= Neil Galanter =

American musician

Neil Galanter is an American pianist and composer in Los Angeles, California, who is a leading specialist in researching, recording and performing the works of Iberian/Spanish, Catalan, Belgian, and other European composers including Mompou, Montsalvatge, Granados, Albéniz, Blancafort, Esplá, and Poot. He has also given the Australian, New Zealand, and European premieres of several works of such composers, including a work written for him by the British composer William Blezard in 2001. According to a reviewer of one of his performances on an Australian tour,
Galanter is a very accomplished American pianist ...with a reputation for researching and performing unusual and neglected repertoire. An impressive list of his many and varied academic achievements includes (that he was) recipient of a Fellowship and Spanish Music Prize two years running from the Government of Spain for extensive research into the origins of Spanish piano music.

He debuted as a pianist at age 12 with the Detroit Symphony Orchestra. His early studies were with Julius Chajes in Detroit. He has a bachelor's degree in music from University of Michigan, where he was a student of Theodore Lettvin, a Masters in performance from Temple University, and a Doctorate from University of Southern California. He also studied at the Juilliard School and the Manhattan School of Music. with Robert Goldsand.
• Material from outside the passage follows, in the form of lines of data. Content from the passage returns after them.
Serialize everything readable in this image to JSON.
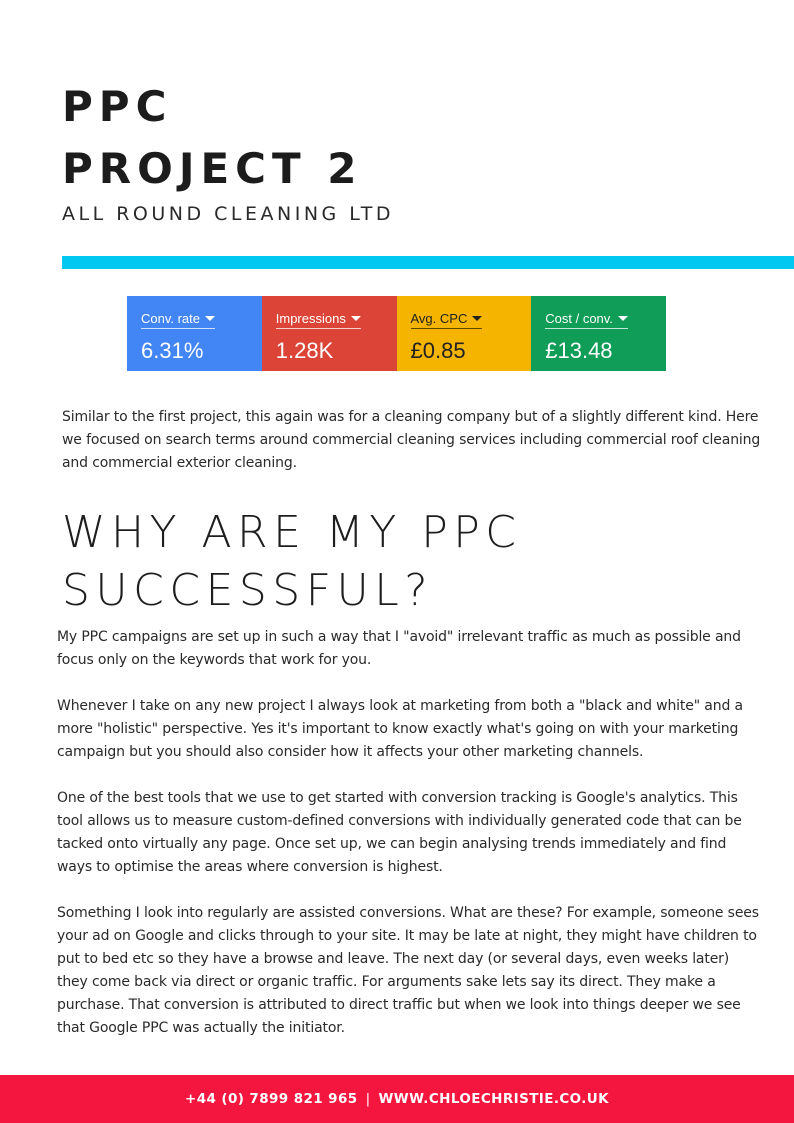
{
  "header": {
    "title_line1": "PPC",
    "title_line2": "PROJECT 2",
    "subtitle": "ALL ROUND CLEANING LTD",
    "rule_color": "#00c8f0"
  },
  "metrics": [
    {
      "label": "Conv. rate",
      "value": "6.31%",
      "color": "#4285f4"
    },
    {
      "label": "Impressions",
      "value": "1.28K",
      "color": "#db4437"
    },
    {
      "label": "Avg. CPC",
      "value": "£0.85",
      "color": "#f4b400"
    },
    {
      "label": "Cost / conv.",
      "value": "£13.48",
      "color": "#0f9d58"
    }
  ],
  "intro": "Similar to the first project, this again was for a cleaning company but of a slightly different kind. Here we focused on search terms around commercial cleaning services including commercial roof cleaning and commercial exterior cleaning.",
  "section": {
    "heading": "WHY ARE MY PPC SUCCESSFUL?",
    "paragraphs": [
      "My PPC campaigns are set up in such a way that I \"avoid\" irrelevant traffic as much as possible and focus only on the keywords that work for you.",
      "Whenever I take on any new project I always look at marketing from both a \"black and white\" and a more \"holistic\"  perspective. Yes it's important to know exactly what's going on with your marketing campaign but you should also consider how it affects your other marketing channels.",
      "One of the best tools that we use to get started with conversion tracking is Google's analytics. This tool allows us to measure custom-defined conversions with individually generated code that can be tacked onto virtually any page. Once set up, we can begin analysing trends immediately and find ways to optimise the areas where conversion is highest.",
      "Something I look into regularly are assisted conversions. What are these? For example, someone sees your ad on Google and clicks through to your site. It may be late at night, they might have children to put to bed etc so they have a browse and leave. The next day (or several days, even weeks later) they come back via direct or organic traffic. For arguments sake lets say its direct. They make a purchase. That conversion is attributed to direct traffic but when we look into things deeper we see that Google PPC was actually the initiator."
    ]
  },
  "footer": {
    "phone": "+44 (0) 7899 821 965",
    "separator": "|",
    "website": "WWW.CHLOECHRISTIE.CO.UK",
    "color": "#f4163e"
  }
}
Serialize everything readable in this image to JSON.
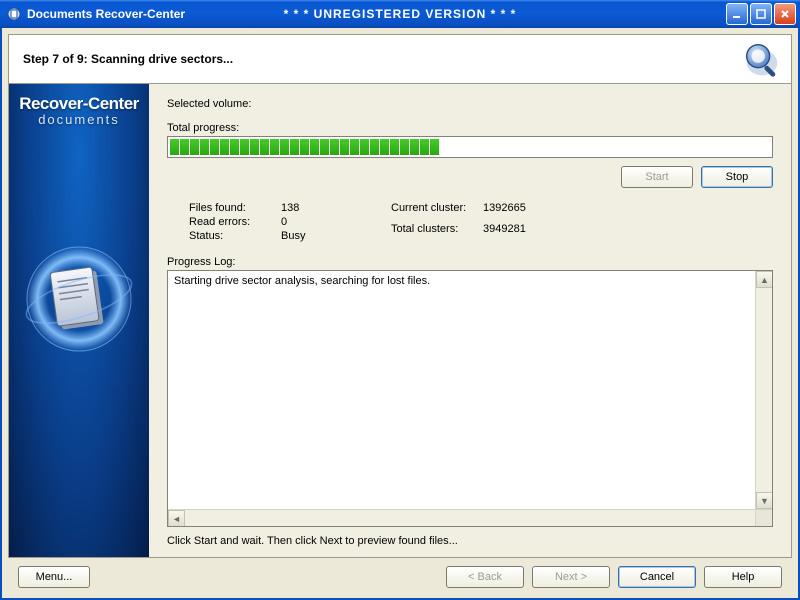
{
  "title": {
    "app_name": "Documents Recover-Center",
    "unregistered_banner": "* * * UNREGISTERED VERSION * * *"
  },
  "header": {
    "step_text": "Step 7 of 9: Scanning drive sectors..."
  },
  "sidebar": {
    "brand_line1": "Recover-Center",
    "brand_line2": "documents"
  },
  "content": {
    "selected_volume_label": "Selected volume:",
    "selected_volume_value": "",
    "total_progress_label": "Total progress:",
    "progress_blocks_filled": 27,
    "progress_blocks_total": 80,
    "buttons": {
      "start": "Start",
      "stop": "Stop"
    },
    "stats": {
      "files_found_label": "Files found:",
      "files_found_value": "138",
      "read_errors_label": "Read errors:",
      "read_errors_value": "0",
      "status_label": "Status:",
      "status_value": "Busy",
      "current_cluster_label": "Current cluster:",
      "current_cluster_value": "1392665",
      "total_clusters_label": "Total clusters:",
      "total_clusters_value": "3949281"
    },
    "progress_log_label": "Progress Log:",
    "progress_log_text": "Starting drive sector analysis, searching for lost files.",
    "hint": "Click Start and wait. Then click Next to preview found files..."
  },
  "footer": {
    "menu": "Menu...",
    "back": "< Back",
    "next": "Next >",
    "cancel": "Cancel",
    "help": "Help"
  }
}
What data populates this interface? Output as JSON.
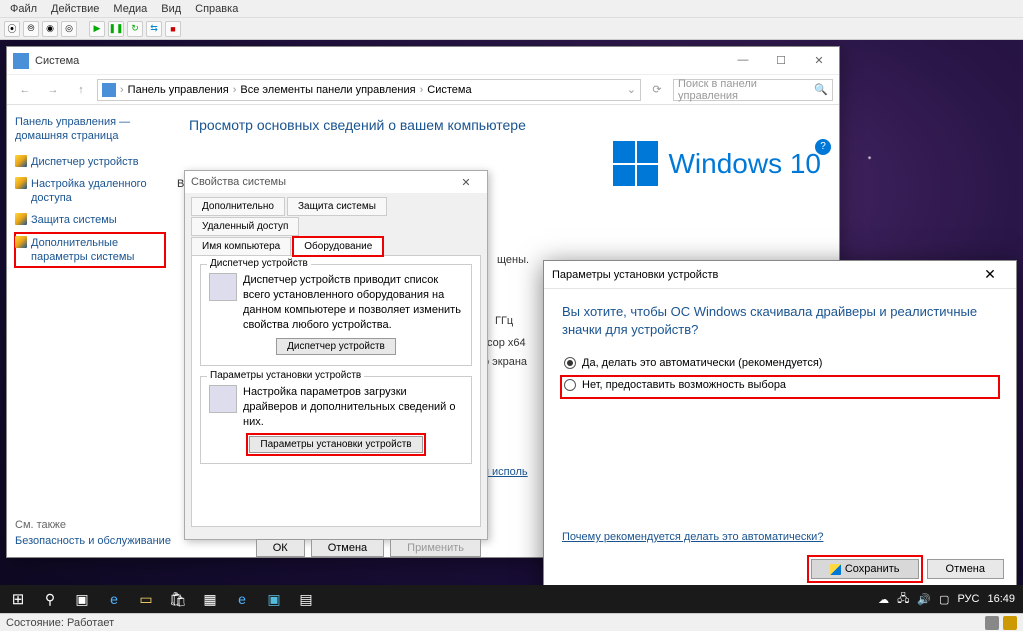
{
  "vm": {
    "menu": [
      "Файл",
      "Действие",
      "Медиа",
      "Вид",
      "Справка"
    ],
    "status_label": "Состояние:",
    "status_value": "Работает"
  },
  "system_window": {
    "title": "Система",
    "breadcrumb": [
      "Панель управления",
      "Все элементы панели управления",
      "Система"
    ],
    "search_placeholder": "Поиск в панели управления",
    "sidebar": {
      "home": "Панель управления — домашняя страница",
      "items": [
        "Диспетчер устройств",
        "Настройка удаленного доступа",
        "Защита системы",
        "Дополнительные параметры системы"
      ],
      "see_also": "См. также",
      "security": "Безопасность и обслуживание"
    },
    "heading": "Просмотр основных сведений о вашем компьютере",
    "peek_lines": [
      "Вы",
      "щены.",
      "ГГц",
      "сор x64",
      "о экрана"
    ],
    "peek_link": "я исполь",
    "logo_text": "Windows 10"
  },
  "sysprops": {
    "title": "Свойства системы",
    "tabs_row1": [
      "Дополнительно",
      "Защита системы",
      "Удаленный доступ"
    ],
    "tabs_row2": [
      "Имя компьютера",
      "Оборудование"
    ],
    "group1": {
      "title": "Диспетчер устройств",
      "text": "Диспетчер устройств приводит список всего установленного оборудования на данном компьютере и позволяет изменить свойства любого устройства.",
      "button": "Диспетчер устройств"
    },
    "group2": {
      "title": "Параметры установки устройств",
      "text": "Настройка параметров загрузки драйверов и дополнительных сведений о них.",
      "button": "Параметры установки устройств"
    },
    "buttons": {
      "ok": "ОК",
      "cancel": "Отмена",
      "apply": "Применить"
    }
  },
  "devset": {
    "title": "Параметры установки устройств",
    "question": "Вы хотите, чтобы ОС Windows скачивала драйверы и реалистичные значки для устройств?",
    "opt_yes": "Да, делать это автоматически (рекомендуется)",
    "opt_no": "Нет, предоставить возможность выбора",
    "link": "Почему рекомендуется делать это автоматически?",
    "save": "Сохранить",
    "cancel": "Отмена"
  },
  "taskbar": {
    "lang": "РУС",
    "clock": "16:49"
  }
}
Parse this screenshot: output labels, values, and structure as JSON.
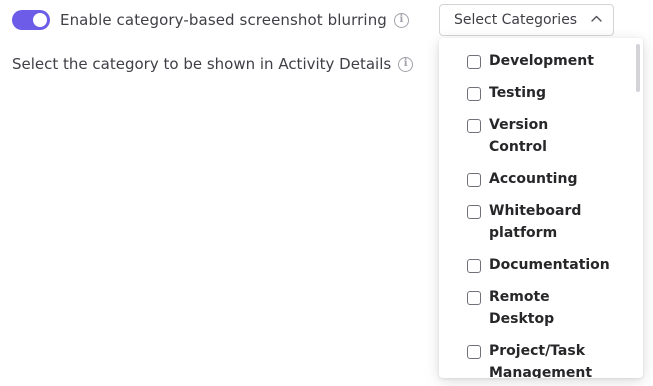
{
  "settings": {
    "blur_toggle": {
      "enabled": true,
      "accent": "#6c5ce7"
    },
    "blur_label": "Enable category-based screenshot blurring",
    "activity_label": "Select the category to be shown in Activity Details"
  },
  "select": {
    "label": "Select Categories",
    "expanded": true
  },
  "icons": {
    "info": "i",
    "chevron": "chevron-up-icon"
  },
  "options": [
    {
      "label": "Development",
      "checked": false
    },
    {
      "label": "Testing",
      "checked": false
    },
    {
      "label": "Version Control",
      "checked": false
    },
    {
      "label": "Accounting",
      "checked": false
    },
    {
      "label": "Whiteboard platform",
      "checked": false
    },
    {
      "label": "Documentation",
      "checked": false
    },
    {
      "label": "Remote Desktop",
      "checked": false
    },
    {
      "label": "Project/Task Management",
      "checked": false
    }
  ]
}
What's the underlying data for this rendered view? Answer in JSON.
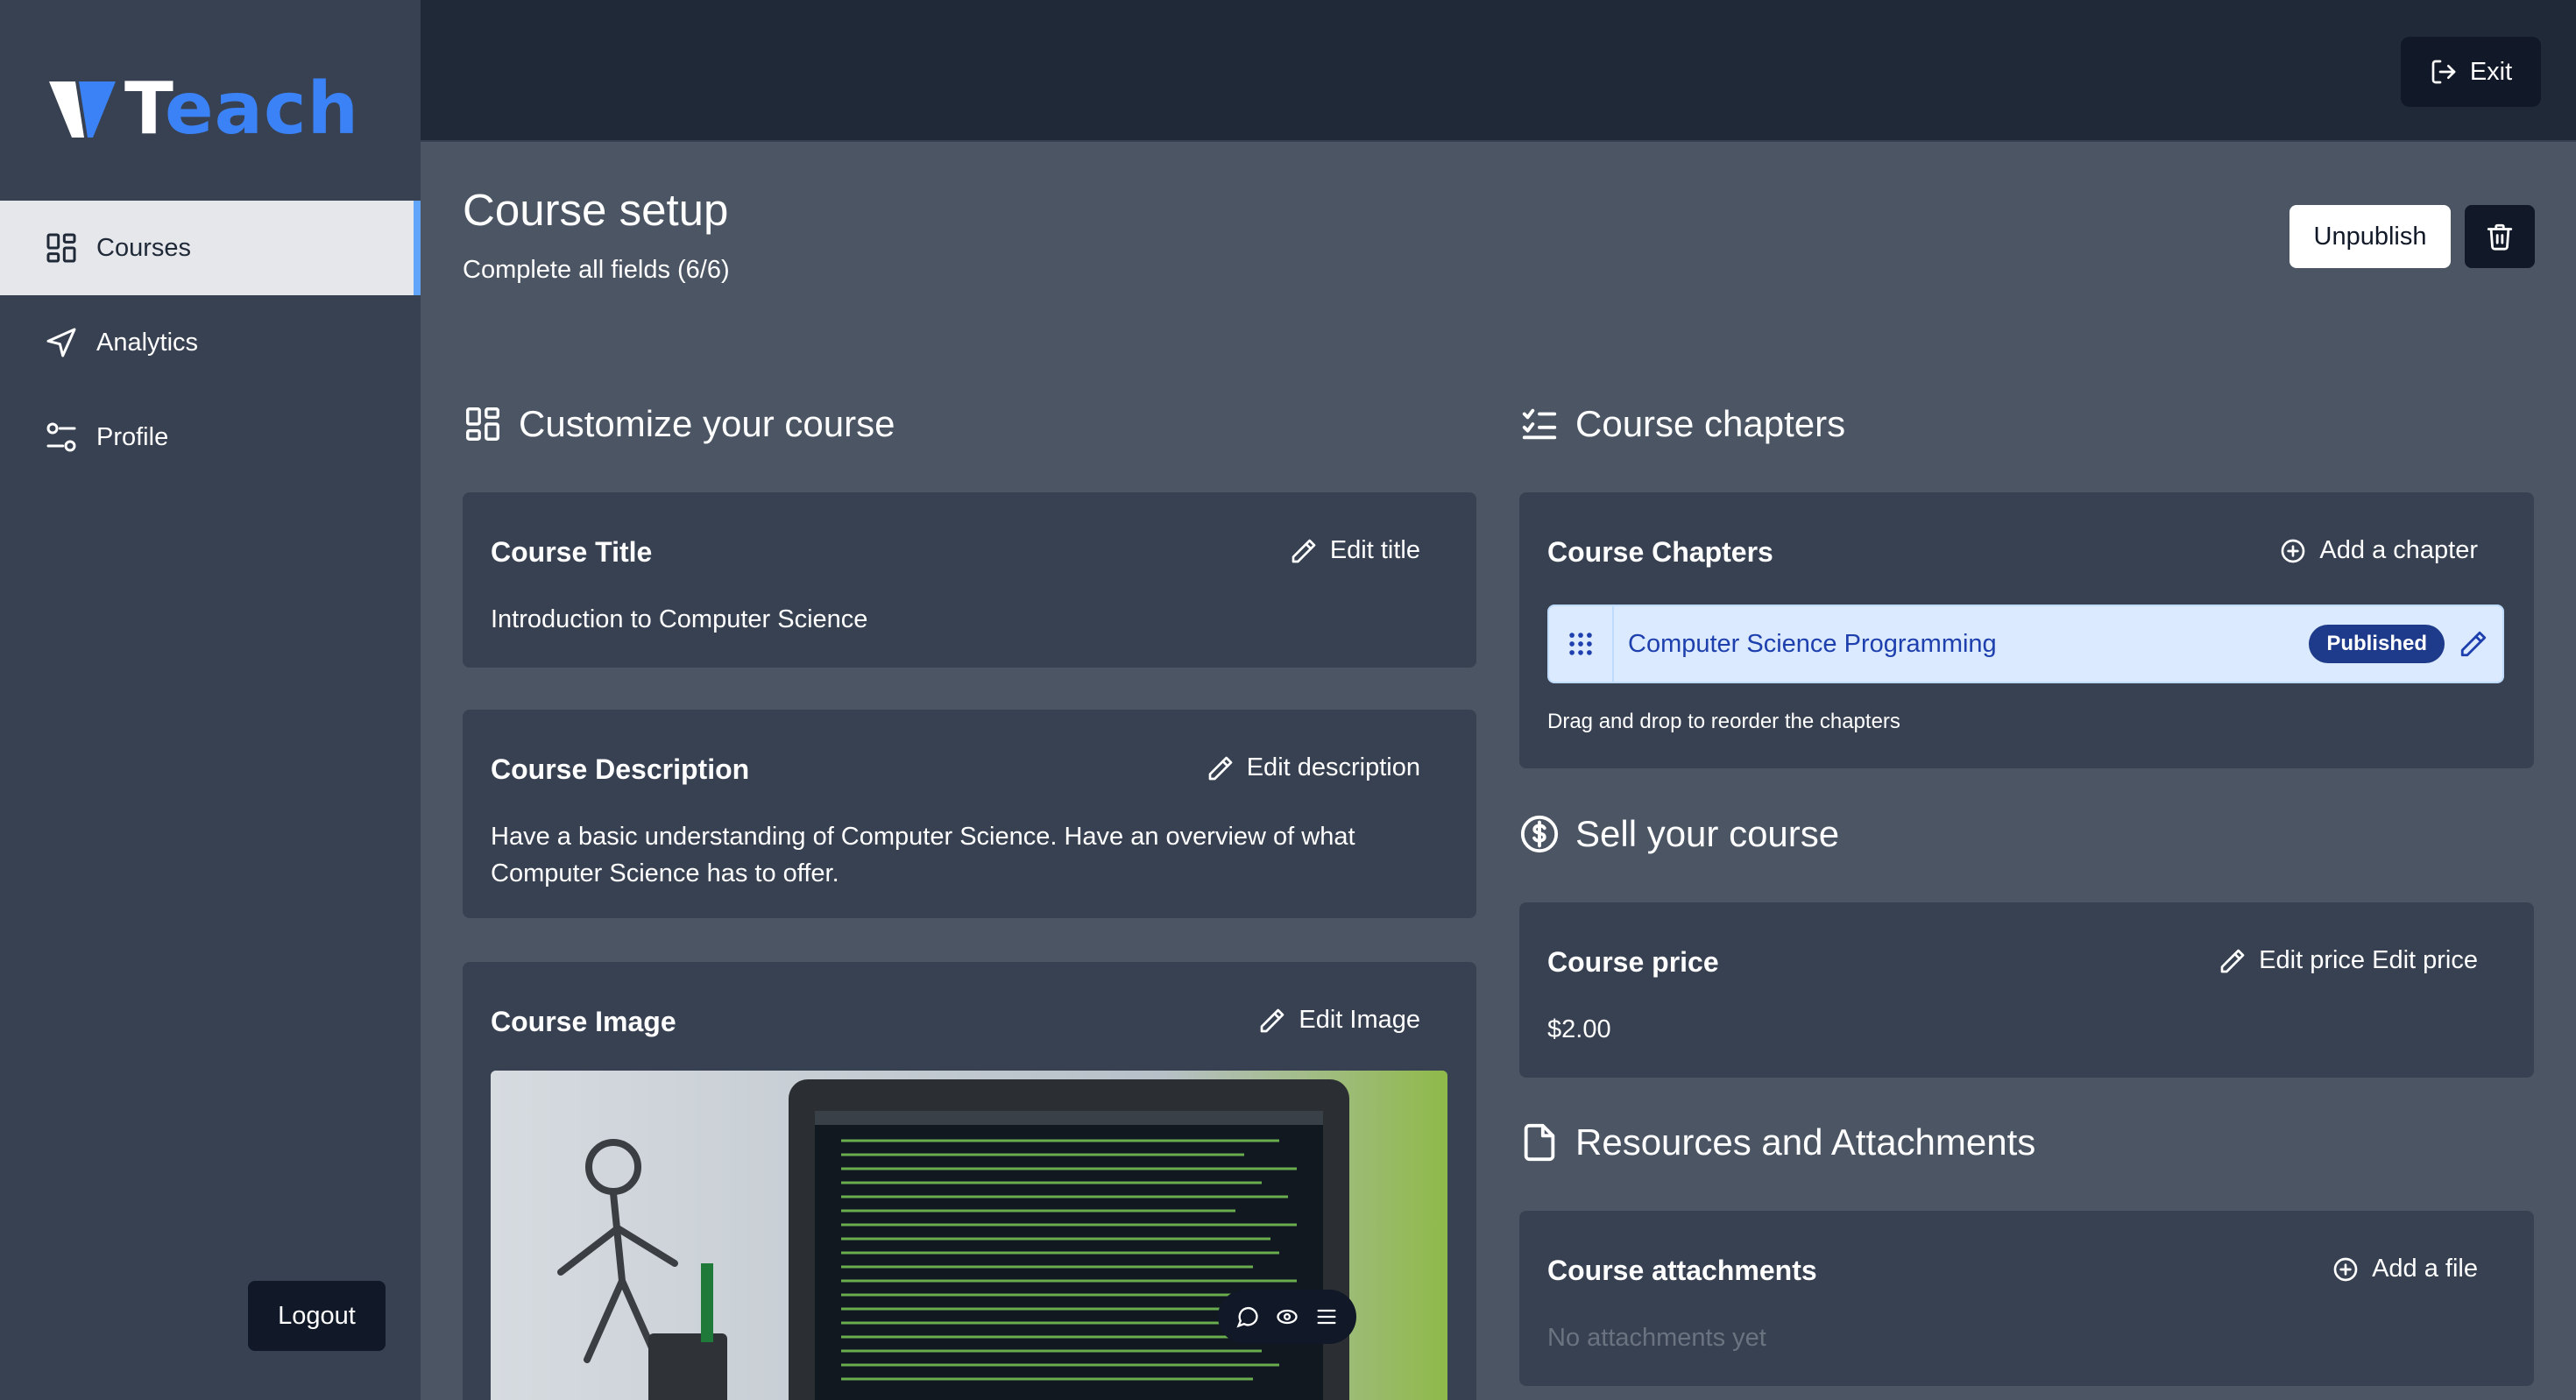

On an Australasian tour in 2000, he performed in several cities including recitals in New South Wales, Brisbane, Australia, in Dunedin, New Zealand, and at the Music Centre in Christchurch, New Zealand. He also has toured throughout Europe extensively including appearances in Belfast, Cork, Coventry, Dublin, Birmingham, London as well as in Kassel , Berlin, Amsterdam, Paris and numerous other European cities.

His performance as a soloist with the Valley Symphony Orchestra, conducted by Robert Chauls, and partially sponsored by the Consulate General of Belgium in October 2007 was the first US performance of the Concerto for Piano by Belgian composer Marcel Poot. He has collaborated in chamber music, solo and duo concerts with members of the Los Angeles Philharmonic including performances with cellist Stephen Custer, and violinist Lawrence Sonderling amongst others.

He served as music director at the "first anniversary gala" of the "88’s Cabaret" in West Hollywood, California in May, 2008.
He has worked with the Spanish and Flamenco dancer Inesita in cross genre, collaborative fusion performances of Spanish music and dance from varying centuries and styles including performances throughout California.